Soddisfazione  del leader della Lega Matteo Salvini per i 15 mila cittadini romani che sono andati a votare ai gazebo della Lega in una sorta di primarie per il sindaco di Roma. Salvini ha commentato "Neanche Gesu' bambino vincerebbe con una simile frammentazione. Ed voto di ieri sta li' a dimostrarlo, con il 60% delle schede scrutinate Alfio Marchini e' in testa con 1450 voti.

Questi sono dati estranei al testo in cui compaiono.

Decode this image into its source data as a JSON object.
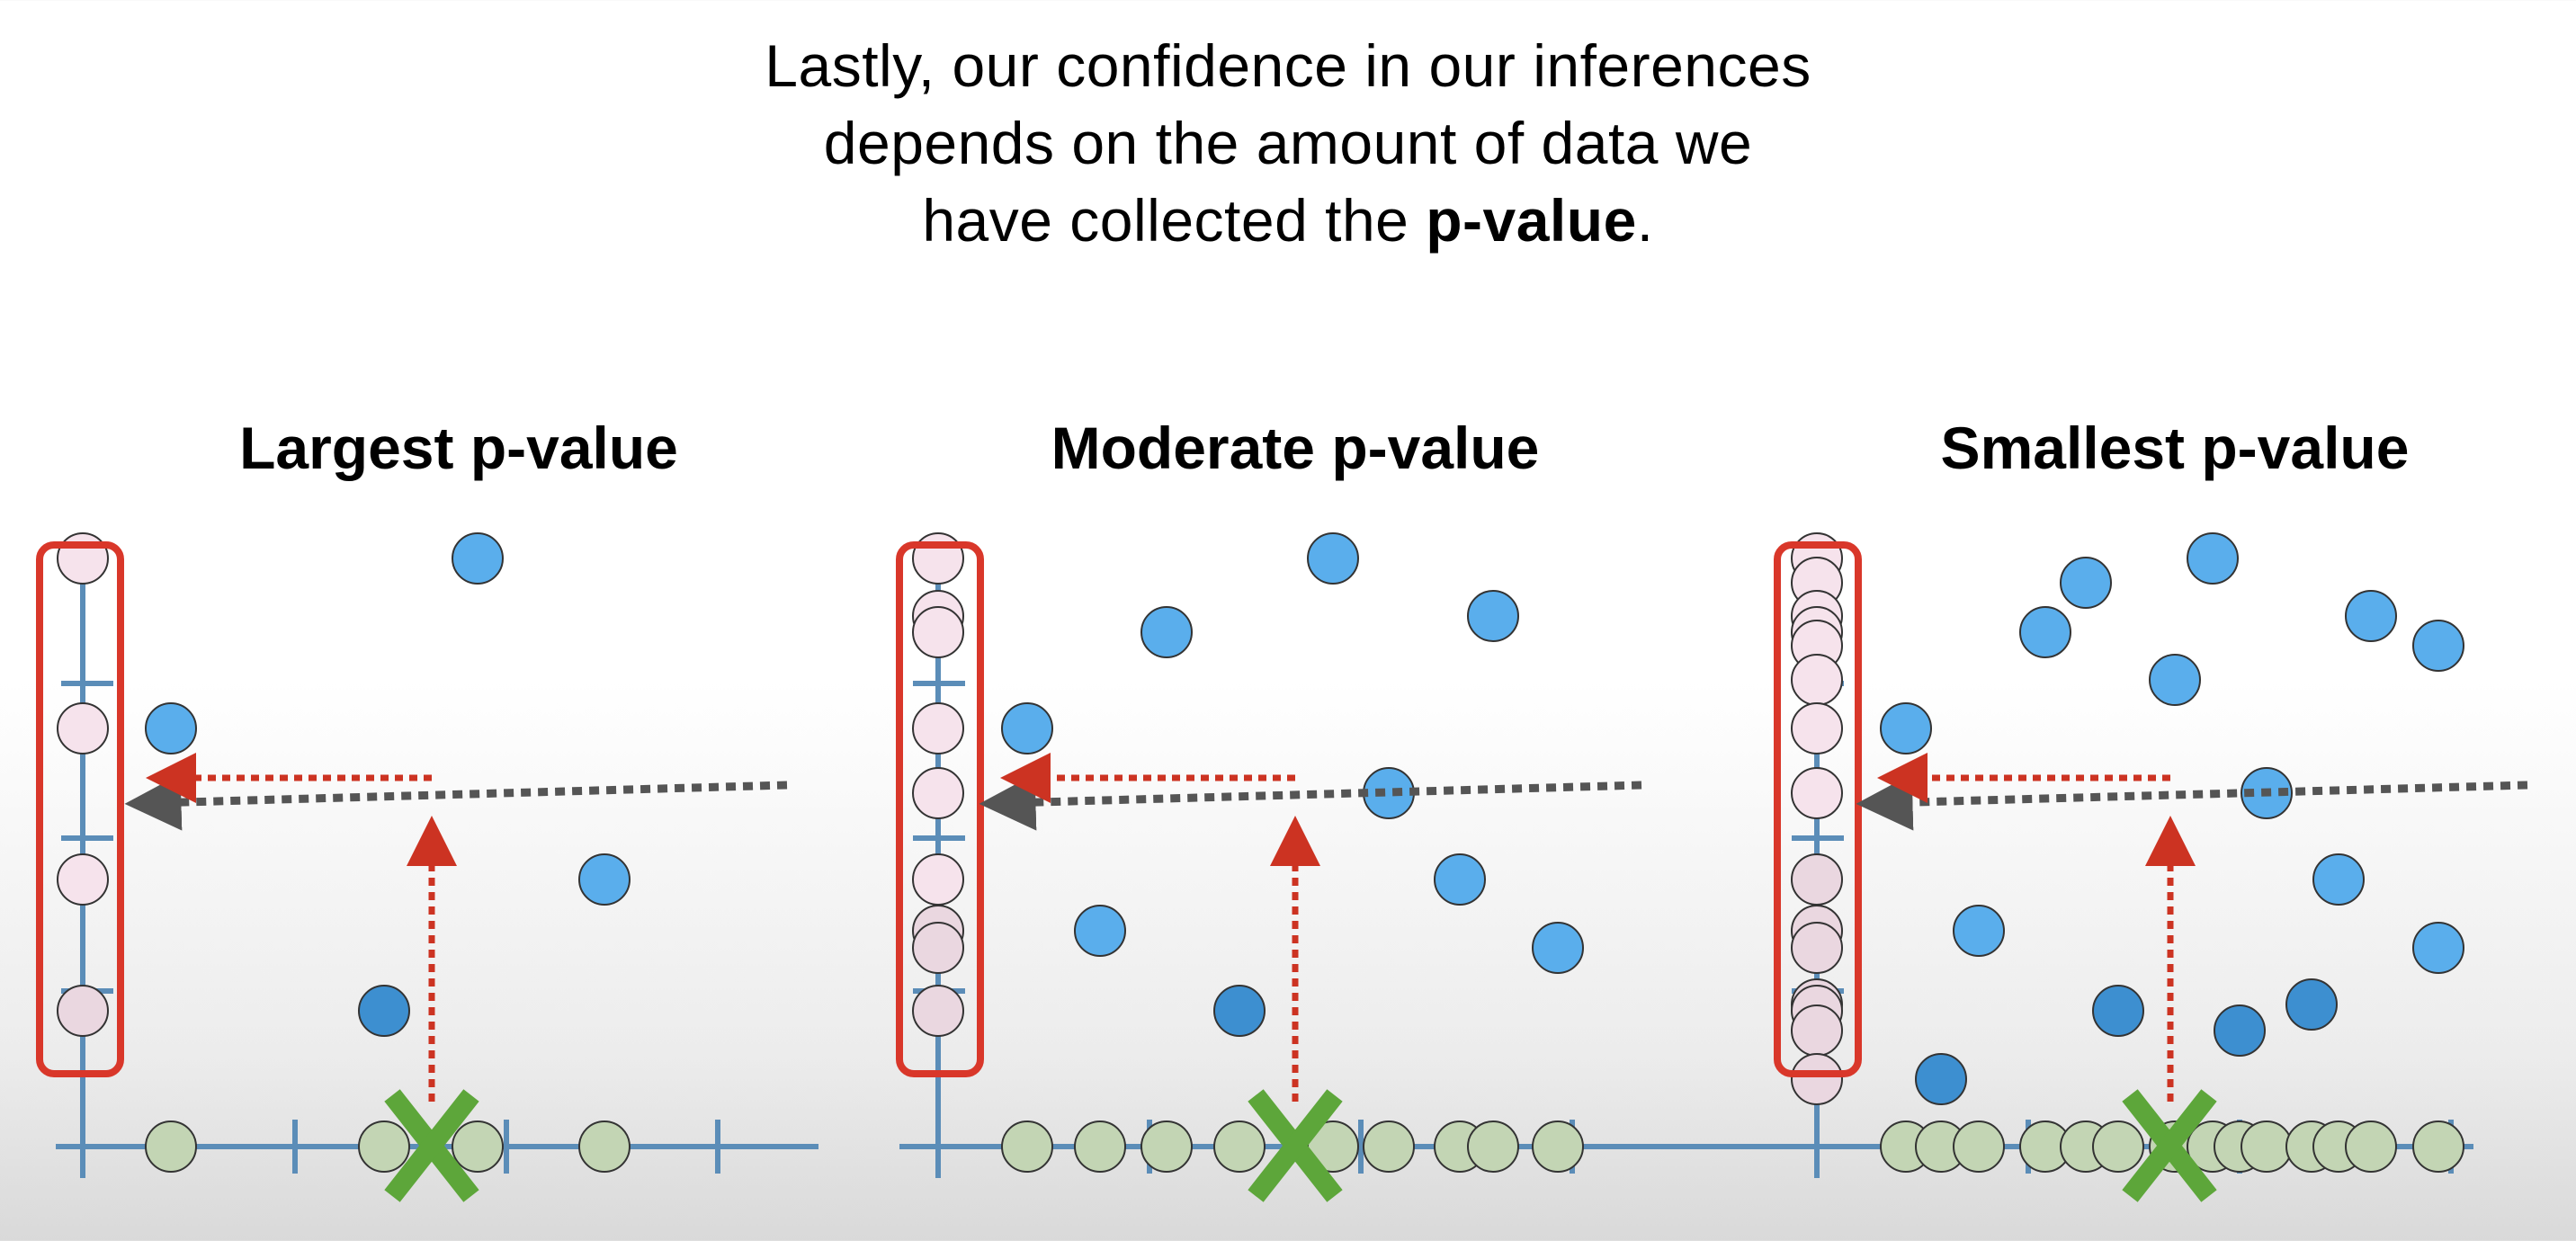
{
  "caption": {
    "line1": "Lastly, our confidence in our inferences",
    "line2": "depends on the amount of data we",
    "line3_prefix": "have collected the ",
    "line3_bold": "p-value",
    "line3_suffix": "."
  },
  "panels": [
    {
      "title": "Largest p-value"
    },
    {
      "title": "Moderate p-value"
    },
    {
      "title": "Smallest p-value"
    }
  ],
  "colors": {
    "axis": "#5b8db8",
    "axis_dark": "#2f6fa6",
    "blue_point": "#5aaeec",
    "blue_point_dark": "#3d8fd0",
    "pink_point": "#f6e3ec",
    "green_point": "#c3d5b4",
    "red_box": "#d9372a",
    "red_arrow": "#cc3322",
    "gray_arrow": "#555555",
    "green_x": "#5da63a"
  },
  "icons": {
    "mean_marker": "green-x-icon"
  }
}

Seguono la Pivetti con 1300, Storace 1250 e buon ultimo Bertolaso con 1050 voti". Chiaro il messaggio Salvini "Il centrodestra unito vice, diviso facciamo solo il gioco di Renzi". Un'altra cosa il leader leghista l'ha ben chiara, con Bertolaso, il candidato di Berlusconi si perde. Sicuro. Oltretutto l'ex capo della Protezione civile dovrà per i lavori alla Maddalena e la ricostruzione dell'Aquila affrontare importanti processi con tanto di danneggiamento di immagine e di impeachment per la legge Severino anche se dovesse riuscire  nel miracolo. A chi gli ha domandato se allora preferisce come candidato per il Campidoglio Marchini o la Meloni, Salvini ha risposto: "La Meloni e' un segretario di partito nazionale e se un segretario di un partito chiama io rispondo". Poi si e' detto sicuro che a breve ci sarà un incontro chiarificatore con lo stesso Berlusconi e la Meloni. "Entro Pasqua se c'e' la volontà di un candidato vincente di centrodestra lo si trova". Ora la Meloni potrebbe riconsiderare il suo no alla corsa. "Ma mi hanno lasciato sola", aggiunge. Altrimenti Salvini chiede primarie vere per tutto il centrodestra. E per lui Marchini sarebbe comunque meglio di Bertolaso.